Anglo Irish Bank losses hit record level in first half

Bailed out Anglo Irish Bank on Tuesday reported the biggest first-half loss in Irish corporate history, hit by soaring bad debt and a weak economy, forcing the cash-strapped government to put in even more money to keep it afloat.

Anglo, which was nationalised in early 2009 to save it from collapse, said in a results statement that it made a record pre-tax loss of 8.2 billion euros (10.4 billion dollars) in the six months to the end of June.

The shortfall included a huge impairment charge of 4.8 billion euros, while Anglo also faced a 3.5-billion-euro loss on loans it sold at a discount to the National Asset Management Agency (NAMA). An impairment charge acknowledges unexpected costs or losses, such as bad debts.

The bank also revealed on Tuesday that the Irish government had pumped another 8.58 billion euros into the troubled group.

In recent years, top Irish lenders have become grossly over-exposed to lending to property markets, most notably in commercial property.

Anglo chief executive Mike Aynsley, who took the top job in September 2009, slammed the group's previous management over the failed strategy.

"Domestic and international economic conditions have clearly had very serious repercussions for the group," Aynsley said in the earnings release.

"The bank, under the previous management, entered this economic downturn over-leveraged and over-exposed to commercial property markets.

"The unprecedented contraction in economic output and the legacy effects of the policy mistakes pre-nationalisation have had a considerable adverse impact on the group's results and financial position, contributing to a loss for the six-month period of 8.2 billion euros."

The Irish government has set up the NAMA -- a so-called 'bad bank' -- to buy soured property loans from banks at a discounted price in a bid to stabilise the sector and remove toxic assets from balance sheets.

Anglo Irish, like many rival banks, was ravaged by the global financial crisis and a deep recession, alongside the property market meltdown, resulting in billions of euros of bad debts -- or loans that have to be written off.

"The severe contraction in the Irish property market, rising unemployment and weak consumer demand which characterised 2009 continued to influence asset prices and impairment charges into the first half of 2010, culminating in the reporting of a pre-tax loss," added chairman Alan Dukes.

"In addition, international funding markets were stressed during the period, which impacted the bank's funding and liquidity position."

The latest injection of state cash, meanwhile, means that Anglo Irish Bank has now received a staggering total of 22.88 billion euros in government money.

The extra funds were needed "in order to protect the capital position of the group" amid the worsening losses, it said.

Anglo added Tuesday that it would seek to wind down at least 80 percent of its business over the next 10 years.

"We have considered in detail a number of alternative strategic options for the future of the bank, including an immediate liquidation," Dukes said.

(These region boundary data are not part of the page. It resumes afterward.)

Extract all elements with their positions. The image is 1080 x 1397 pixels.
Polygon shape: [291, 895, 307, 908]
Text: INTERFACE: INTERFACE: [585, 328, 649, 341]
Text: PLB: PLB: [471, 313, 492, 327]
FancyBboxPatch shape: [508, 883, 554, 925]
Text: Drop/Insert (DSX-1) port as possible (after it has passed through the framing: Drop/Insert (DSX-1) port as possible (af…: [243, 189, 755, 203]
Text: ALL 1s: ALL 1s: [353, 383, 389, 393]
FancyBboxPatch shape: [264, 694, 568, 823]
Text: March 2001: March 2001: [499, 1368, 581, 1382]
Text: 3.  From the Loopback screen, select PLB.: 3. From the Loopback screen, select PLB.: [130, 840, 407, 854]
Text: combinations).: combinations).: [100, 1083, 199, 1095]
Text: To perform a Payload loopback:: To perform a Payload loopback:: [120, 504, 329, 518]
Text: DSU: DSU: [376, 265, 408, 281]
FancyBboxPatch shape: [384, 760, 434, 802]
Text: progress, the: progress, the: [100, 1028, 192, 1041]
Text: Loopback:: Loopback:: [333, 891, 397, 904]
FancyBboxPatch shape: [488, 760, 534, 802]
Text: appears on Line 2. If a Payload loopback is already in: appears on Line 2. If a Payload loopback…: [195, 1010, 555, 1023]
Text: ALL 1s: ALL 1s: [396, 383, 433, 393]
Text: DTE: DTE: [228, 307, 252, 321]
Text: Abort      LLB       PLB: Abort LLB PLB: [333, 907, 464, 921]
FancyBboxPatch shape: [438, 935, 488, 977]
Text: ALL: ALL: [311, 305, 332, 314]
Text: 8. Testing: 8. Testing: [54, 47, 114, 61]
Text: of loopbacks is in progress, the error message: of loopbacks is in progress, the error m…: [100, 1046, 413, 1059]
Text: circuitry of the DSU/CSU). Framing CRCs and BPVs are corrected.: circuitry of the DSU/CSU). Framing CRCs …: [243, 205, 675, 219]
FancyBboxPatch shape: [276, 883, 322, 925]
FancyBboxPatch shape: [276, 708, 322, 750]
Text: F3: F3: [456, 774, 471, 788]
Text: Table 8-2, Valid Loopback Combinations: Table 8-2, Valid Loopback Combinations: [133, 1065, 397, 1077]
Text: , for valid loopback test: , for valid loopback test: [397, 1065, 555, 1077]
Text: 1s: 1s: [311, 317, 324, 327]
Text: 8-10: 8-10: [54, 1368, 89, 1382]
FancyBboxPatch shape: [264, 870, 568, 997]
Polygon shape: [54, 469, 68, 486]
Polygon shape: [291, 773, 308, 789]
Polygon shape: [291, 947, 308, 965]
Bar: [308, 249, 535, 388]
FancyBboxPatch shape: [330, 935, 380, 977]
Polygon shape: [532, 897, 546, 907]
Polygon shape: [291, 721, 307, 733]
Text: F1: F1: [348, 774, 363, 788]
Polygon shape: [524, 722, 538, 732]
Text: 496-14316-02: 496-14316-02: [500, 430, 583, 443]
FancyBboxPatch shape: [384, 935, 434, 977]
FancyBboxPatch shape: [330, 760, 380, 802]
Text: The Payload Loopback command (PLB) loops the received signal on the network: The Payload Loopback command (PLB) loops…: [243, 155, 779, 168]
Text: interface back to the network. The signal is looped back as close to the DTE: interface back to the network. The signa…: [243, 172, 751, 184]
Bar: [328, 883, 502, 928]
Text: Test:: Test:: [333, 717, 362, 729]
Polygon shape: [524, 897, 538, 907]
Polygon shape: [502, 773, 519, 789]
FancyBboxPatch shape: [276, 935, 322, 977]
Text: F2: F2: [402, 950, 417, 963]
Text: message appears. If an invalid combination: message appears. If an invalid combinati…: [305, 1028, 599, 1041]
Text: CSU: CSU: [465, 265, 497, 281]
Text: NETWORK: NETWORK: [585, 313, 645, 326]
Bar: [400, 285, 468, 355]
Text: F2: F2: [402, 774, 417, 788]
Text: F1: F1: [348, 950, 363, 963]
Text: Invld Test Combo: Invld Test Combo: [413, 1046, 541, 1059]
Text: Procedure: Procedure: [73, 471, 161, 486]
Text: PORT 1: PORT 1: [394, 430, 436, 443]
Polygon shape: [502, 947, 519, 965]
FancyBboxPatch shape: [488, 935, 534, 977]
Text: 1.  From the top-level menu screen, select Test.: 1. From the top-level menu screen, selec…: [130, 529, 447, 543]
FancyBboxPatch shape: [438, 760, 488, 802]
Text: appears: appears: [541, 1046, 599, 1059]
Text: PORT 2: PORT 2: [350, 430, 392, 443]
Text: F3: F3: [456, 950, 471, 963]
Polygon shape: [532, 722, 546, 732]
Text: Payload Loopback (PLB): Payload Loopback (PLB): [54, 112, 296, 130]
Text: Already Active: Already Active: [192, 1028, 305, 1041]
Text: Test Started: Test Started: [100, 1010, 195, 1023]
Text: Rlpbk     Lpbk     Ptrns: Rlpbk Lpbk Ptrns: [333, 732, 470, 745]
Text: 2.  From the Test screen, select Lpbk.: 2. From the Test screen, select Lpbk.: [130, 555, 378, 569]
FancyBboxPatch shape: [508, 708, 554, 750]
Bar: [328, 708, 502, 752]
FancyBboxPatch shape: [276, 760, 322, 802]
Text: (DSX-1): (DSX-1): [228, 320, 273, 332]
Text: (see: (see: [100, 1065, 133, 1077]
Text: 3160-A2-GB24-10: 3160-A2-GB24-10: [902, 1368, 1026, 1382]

"After detailed consideration, we have decided to pursue a plan to split the bank, winding down at least 80 percent of the old bank and creating a new viable bank from the remaining good quality loan assets.

"It is the board's strong view that this restructuring plan represents the best possible outcome for the taxpayer of all the alternatives available."

Finance Minister Brian Lenihan said the government wanted a solution for Anglo that would minimise the cost for the taxpayer.

"We are at a very advanced stage in our discussions with Brussels in relation to the future of the bank. Today the final documentation was despatched from our department (of finance) to Brussels," he told RTE radio.

The results were published one week after Standard and Poor's lowered Ireland's sovereign credit rating to AA- from AA, saying the projected fiscal cost of financial-sector state support had increased significantly.

"This is another grim set of results for the nationalised bank," said GFT analyst David Morrison.

"While not a complete surprise, the results remind investors that Ireland's problems are far from over, as the government is forced to pour in more funds to keep the bank afloat."